FDIC Issues Guidance Identifying Gaps in Technology Service Provider Contracts
The FDIC issued Financial Institution Letter FIL-19-2019 describing examiner observations about “gaps in financial institutions’ contracts with technology service providers that may require financial institutions to take additional steps to manage business continuity and incident response.” Specifically, examiners noted contractual deficiencies in recent reports of examination, including:
- Inadequate definition of rights and responsibilities regarding business continuity and incident response;
- Insufficient detail to allow banks to manage business continuity and incident response;
- No requirement for the service provider to maintain a business continuity plan, establish recovery standards, or define contractual remedies if the technology service provider misses a recovery standard;
- Insufficient detail relating to the technology service provider’s security incident responsibilities (e.g., notification requirements); and
- Unclear definitions of key contract terms, which could contribute to ambiguity in the rights and responsibilities of the parties.
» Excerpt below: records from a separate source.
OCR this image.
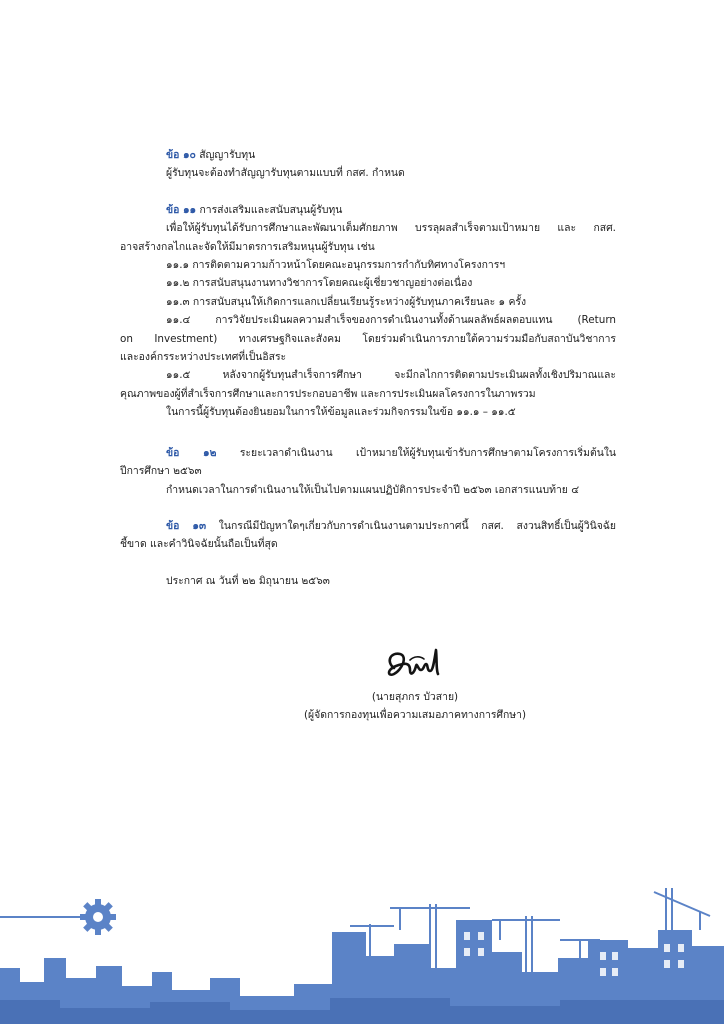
ข้อ ๑๐ สัญญารับทุน
ผู้รับทุนจะต้องทำสัญญารับทุนตามแบบที่ กสศ. กำหนด
ข้อ ๑๑ การส่งเสริมและสนับสนุนผู้รับทุน
เพื่อให้ผู้รับทุนได้รับการศึกษาและพัฒนาเต็มศักยภาพ บรรลุผลสำเร็จตามเป้าหมาย และ กสศ.
อาจสร้างกลไกและจัดให้มีมาตรการเสริมหนุนผู้รับทุน เช่น
๑๑.๑ การติดตามความก้าวหน้าโดยคณะอนุกรรมการกำกับทิศทางโครงการฯ
๑๑.๒ การสนับสนุนงานทางวิชาการโดยคณะผู้เชี่ยวชาญอย่างต่อเนื่อง
๑๑.๓ การสนับสนุนให้เกิดการแลกเปลี่ยนเรียนรู้ระหว่างผู้รับทุนภาคเรียนละ ๑ ครั้ง
๑๑.๔ การวิจัยประเมินผลความสำเร็จของการดำเนินงานทั้งด้านผลลัพธ์ผลตอบแทน (Return
on Investment) ทางเศรษฐกิจและสังคม โดยร่วมดำเนินการภายใต้ความร่วมมือกับสถาบันวิชาการ
และองค์กรระหว่างประเทศที่เป็นอิสระ
๑๑.๕ หลังจากผู้รับทุนสำเร็จการศึกษา จะมีกลไกการติดตามประเมินผลทั้งเชิงปริมาณและ
คุณภาพของผู้ที่สำเร็จการศึกษาและการประกอบอาชีพ และการประเมินผลโครงการในภาพรวม
ในการนี้ผู้รับทุนต้องยินยอมในการให้ข้อมูลและร่วมกิจกรรมในข้อ ๑๑.๑ – ๑๑.๕
ข้อ ๑๒ ระยะเวลาดำเนินงาน เป้าหมายให้ผู้รับทุนเข้ารับการศึกษาตามโครงการเริ่มต้นใน
ปีการศึกษา ๒๕๖๓
กำหนดเวลาในการดำเนินงานให้เป็นไปตามแผนปฏิบัติการประจำปี ๒๕๖๓ เอกสารแนบท้าย ๔
ข้อ ๑๓ ในกรณีมีปัญหาใดๆเกี่ยวกับการดำเนินงานตามประกาศนี้ กสศ. สงวนสิทธิ์เป็นผู้วินิจฉัย
ชี้ขาด และคำวินิจฉัยนั้นถือเป็นที่สุด
ประกาศ ณ วันที่ ๒๒ มิถุนายน ๒๕๖๓
(นายสุภกร บัวสาย)
(ผู้จัดการกองทุนเพื่อความเสมอภาคทางการศึกษา)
The letter also notes that the Interagency Guidelines Establishing Information Security Standards, which were promulgated pursuant to the Gramm-Leach-Bliley Act and incorporated into the FDIC’s Rules and Regulations as Appendix B to Part 364, establish standards for safeguarding customer information. Such guidelines set the FDIC’s expectations for managing technology service provider relationships through contractual terms and ongoing monitoring, and financial institutions must account for these requirements in their contracts with technology service providers.
The FDIC references prior guidance that can be used to mitigate risk in third-party relationships, including, the Business Continuity Booklet set forth in the FFIEC IT Examination Handbook, and the FDIC’s Guidance for Managing Third-Party Risk, which “provides additional information for managing outsourcing risk including information on contract structure, contract reviews, and service provider oversight.”
Finally, the FDIC reminds depository institutions of their obligations, under the Bank Service Company Act, to “notify, in writing, their respective federal banking agency of contracts or relationships with technology service providers that provide certain services.” These services include check and deposit sorting and posting, computation and posting of interest, preparation and mailing of checks or statements, and other clerical, bookkeeping, accounting, statistical, or similar functions such as data processing, Internet banking, or mobile banking services.